加入している医療保険によっては、「支給対象となります」と支給申請を勧めたり、さらには自動的に高額療養費を口座に振り込んでく入れるところもあります。
なお、どの医療保険に加入しているかは、保険証(正式んいは被保険者証)の表面にて確認でください。
支給対象
保険適用される診療に対して、患者が支払った自己負担額が対象となります。
医療にかからない場合でも必要となる「食費」、「居住費」、患者の希望によってサービスを受ける「差額ベッド代」、「先進医療にかかる費用」などは高額療養費の対象となりません。
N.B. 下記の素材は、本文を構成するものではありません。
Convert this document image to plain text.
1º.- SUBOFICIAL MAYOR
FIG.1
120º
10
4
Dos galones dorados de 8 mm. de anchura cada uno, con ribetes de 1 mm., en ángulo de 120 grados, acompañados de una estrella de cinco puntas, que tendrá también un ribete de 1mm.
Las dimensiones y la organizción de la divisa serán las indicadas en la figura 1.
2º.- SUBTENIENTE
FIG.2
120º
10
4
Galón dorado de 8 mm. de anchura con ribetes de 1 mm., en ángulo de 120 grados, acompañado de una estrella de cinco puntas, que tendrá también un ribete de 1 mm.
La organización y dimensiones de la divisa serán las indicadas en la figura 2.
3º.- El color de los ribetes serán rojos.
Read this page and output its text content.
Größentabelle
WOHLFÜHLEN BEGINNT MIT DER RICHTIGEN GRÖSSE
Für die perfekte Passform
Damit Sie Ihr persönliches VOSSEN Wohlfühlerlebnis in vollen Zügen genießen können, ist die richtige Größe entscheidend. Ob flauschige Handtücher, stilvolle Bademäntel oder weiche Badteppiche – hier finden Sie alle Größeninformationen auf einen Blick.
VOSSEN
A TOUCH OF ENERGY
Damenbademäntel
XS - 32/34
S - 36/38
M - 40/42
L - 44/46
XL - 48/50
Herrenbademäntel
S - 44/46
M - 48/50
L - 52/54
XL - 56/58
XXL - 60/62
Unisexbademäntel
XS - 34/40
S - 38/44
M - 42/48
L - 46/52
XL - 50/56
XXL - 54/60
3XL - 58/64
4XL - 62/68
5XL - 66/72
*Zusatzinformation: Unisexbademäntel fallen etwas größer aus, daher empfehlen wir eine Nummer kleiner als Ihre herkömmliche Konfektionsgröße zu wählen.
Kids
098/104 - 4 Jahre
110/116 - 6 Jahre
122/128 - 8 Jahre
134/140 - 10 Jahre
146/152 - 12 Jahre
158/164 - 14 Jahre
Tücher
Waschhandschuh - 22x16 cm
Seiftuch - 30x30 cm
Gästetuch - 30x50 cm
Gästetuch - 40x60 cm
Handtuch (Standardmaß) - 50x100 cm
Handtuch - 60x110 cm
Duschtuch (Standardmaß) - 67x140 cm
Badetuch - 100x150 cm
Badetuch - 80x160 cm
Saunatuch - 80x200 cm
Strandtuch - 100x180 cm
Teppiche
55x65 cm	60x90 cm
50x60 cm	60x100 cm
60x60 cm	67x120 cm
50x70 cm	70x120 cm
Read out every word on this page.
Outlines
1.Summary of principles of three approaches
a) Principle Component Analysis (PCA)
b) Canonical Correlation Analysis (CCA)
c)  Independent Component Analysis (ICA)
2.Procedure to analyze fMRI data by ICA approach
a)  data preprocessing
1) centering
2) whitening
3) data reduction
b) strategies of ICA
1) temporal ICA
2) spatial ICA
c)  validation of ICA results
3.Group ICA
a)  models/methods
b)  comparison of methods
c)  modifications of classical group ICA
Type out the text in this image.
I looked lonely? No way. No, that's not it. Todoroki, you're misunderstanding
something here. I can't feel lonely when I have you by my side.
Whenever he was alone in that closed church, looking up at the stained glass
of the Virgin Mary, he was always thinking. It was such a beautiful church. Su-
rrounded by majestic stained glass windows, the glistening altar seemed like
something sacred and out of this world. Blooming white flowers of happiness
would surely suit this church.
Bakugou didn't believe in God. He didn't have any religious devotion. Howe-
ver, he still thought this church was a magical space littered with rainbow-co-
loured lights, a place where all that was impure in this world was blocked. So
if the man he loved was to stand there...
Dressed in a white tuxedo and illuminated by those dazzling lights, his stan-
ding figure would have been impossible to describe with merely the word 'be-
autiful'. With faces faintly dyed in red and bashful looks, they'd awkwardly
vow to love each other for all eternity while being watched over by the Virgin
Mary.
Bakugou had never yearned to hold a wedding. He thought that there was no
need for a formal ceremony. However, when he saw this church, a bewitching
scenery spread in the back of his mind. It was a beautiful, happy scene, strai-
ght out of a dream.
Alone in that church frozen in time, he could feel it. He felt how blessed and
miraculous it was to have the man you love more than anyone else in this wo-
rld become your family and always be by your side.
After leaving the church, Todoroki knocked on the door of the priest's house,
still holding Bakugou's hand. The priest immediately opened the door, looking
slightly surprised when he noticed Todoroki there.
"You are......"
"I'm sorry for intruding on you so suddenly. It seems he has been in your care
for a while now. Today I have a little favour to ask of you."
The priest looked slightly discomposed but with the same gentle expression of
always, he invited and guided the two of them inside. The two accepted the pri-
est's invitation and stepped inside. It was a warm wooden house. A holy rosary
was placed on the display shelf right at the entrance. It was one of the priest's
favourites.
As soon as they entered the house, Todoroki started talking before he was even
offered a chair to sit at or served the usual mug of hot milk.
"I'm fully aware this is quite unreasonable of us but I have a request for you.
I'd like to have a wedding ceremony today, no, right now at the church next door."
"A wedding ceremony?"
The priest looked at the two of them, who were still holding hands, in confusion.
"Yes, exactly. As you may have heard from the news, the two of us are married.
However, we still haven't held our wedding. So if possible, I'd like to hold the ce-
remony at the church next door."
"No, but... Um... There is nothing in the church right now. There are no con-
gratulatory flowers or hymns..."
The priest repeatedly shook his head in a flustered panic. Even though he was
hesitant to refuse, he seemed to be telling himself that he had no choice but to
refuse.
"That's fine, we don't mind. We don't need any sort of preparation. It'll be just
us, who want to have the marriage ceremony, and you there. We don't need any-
申請してから支給されるまで少なくとも受信した月から3か月程度はかかります。
ちなみに高額療養費の支給を受ける権利の消滅時効は診療をうけた月の翌月の初日から2年です。
したがって、この2年間の消滅時効にかかっていない高額療養費であれば、過去にさかのぼって支給申請することができます。
負担の上限額について
高額療養費では、各医療保険で共通の負担の上限が設定されています。
ただし、健康保険組合には組合独自の「付加給付」としてこの共通額よりも低い負担の上限額を設定しているところもあります。
また、自治体によっては、独自の医療費助成制度があり、医療機関の窓口での支払額が高額療養費の負担の上限より低くなる場合があります。詳しくは、加入している医療保険やお住いの自治体に確認ください。
かかっている病気によって負担の上限は変わり暗線が、血友病、人工透析およびHIVといった非常に高額な治療を長期間にわたって継続しなければならない方について、高額療養費の支給の特例が設けられています。
この特例措置が適用されると、原則として、負担の上限は月額1万円となります。
最後に
私も、息子を出産する前の臨月の段階で、歩行不良になって出産までの約1か月間入院したときに
この「高額療養費」と「出産育児一時金の直接支払制度」を利用して、自己負担額を抑えました。